Botsvana, Gana, Gambiya, Kenya, Nijerya, Mozambik, Nabimya, Seyşel Adaları, Siera Leone, Tanzanya, Uganda, Zambiya, Zimbabve, Butan, Burma, Fiji, Hindistan, Malezya, Maldivler, Nepal, Singapur, Sri Lanka, Tonga, Özbekistan, Kuveyt, Kayman Adaları ve Jamaika’da sadece erkekler için eşcinsel ilişki yasak, kadınların eşcinsel ilişkisi hükümetlerce yok sayılıyor.
 
Moritanya, Afganistan, Sudan, Pakistan, Çeçenistan, Suudi Arabistan, Birleşik Arap Emirlikleri, Yemen ve İran’da eşcinseller idam cezasıyla karşı karşıyalar.
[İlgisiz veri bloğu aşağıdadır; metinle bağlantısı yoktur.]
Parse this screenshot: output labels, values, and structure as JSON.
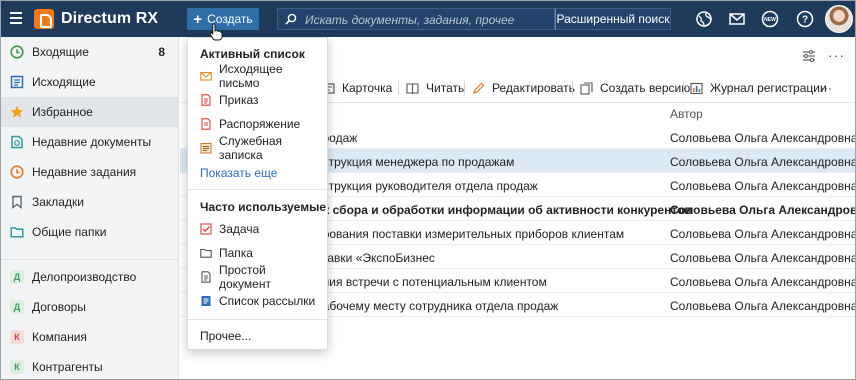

Her ne kadar İran gibi, bazı ülkelerde transseksüalite operasyonları serbest kılınsa da eşcinsel ilişki ölümle cezalandırılıyor. Heteroseksizm ve ataerkil toplumun dayatmalarının bir sonucu olarak insanları koyun ve keçiler gibi iki farklı kategoride “erkek” ve “kadın” olarak sınıflandıran bu devletler eşcinsellere transseksüalite ameliyatı olmalarını zorlayabiliyorlar. Cinsel yönelim ve cinsiyet kimliğinin farklı kavramlar olduğunu göz ardı ediyor böylece. Ayrıca İran’da eğer eşcinsel eylem anal ilişki ile gerçekleşiyorsa yetişkinlere ceza idam olarak veriliyor. Eğer yetişkin değillerse 74 kırbaç ile cezalandırılıyorlar ve Tafhiz (yani birbirine sürtünerek eşcinsel ilişkide bulunmak) gerçekleşiyorsa eşcinseller 100 kırbaç ile cezalandırılıyor. Eğer aynı şahıs bu eylemi dört kez gerçekleştirirse idam ediliyor. Eğer iki erkek aynı örtü altında çıplak yatarlarsa cezaları 99 kırbaç olarak belirleniyor eğer birbirlerini şehvet ile öperlerse 60 kırbaç ile cezalandırılıyorlar. Ayrıca İran’da İki yetişkin arasında lezbiyen ilişki gerçekleşmesi halinde ceza 100 kırbaç olarak veriliyor. Eğer aynı şahıs bu eylemi dört kez gerçekleştirirse idam ediliyor. Ve Gayrimüslimler de Müslümanlar ile aynı cezai yaptırımlara tabiler.
 
Eşcinselliğin toplum içinde gösterilmesinin (örneğin sokakta öpüşme gibi) yasak olduğu ülkeler arasında Bulgaristan, Liechtenstein, Romanya ve Küba yer alıyor. Türkiye her ne kadar bu kategori içerisine dahil olmasa da, bu kategorinin içine, 5326 sayılı Kabahatler Kanunu’nu sebebiyle LGBTT bireylerin toplum içerisindeki varlığını ayrımcı para cezalarıyla, Kabahatler Kanunu hükümlerini uygulayan polis memurlarını bonus sistemiyle ödüllendirerek girebiliyor.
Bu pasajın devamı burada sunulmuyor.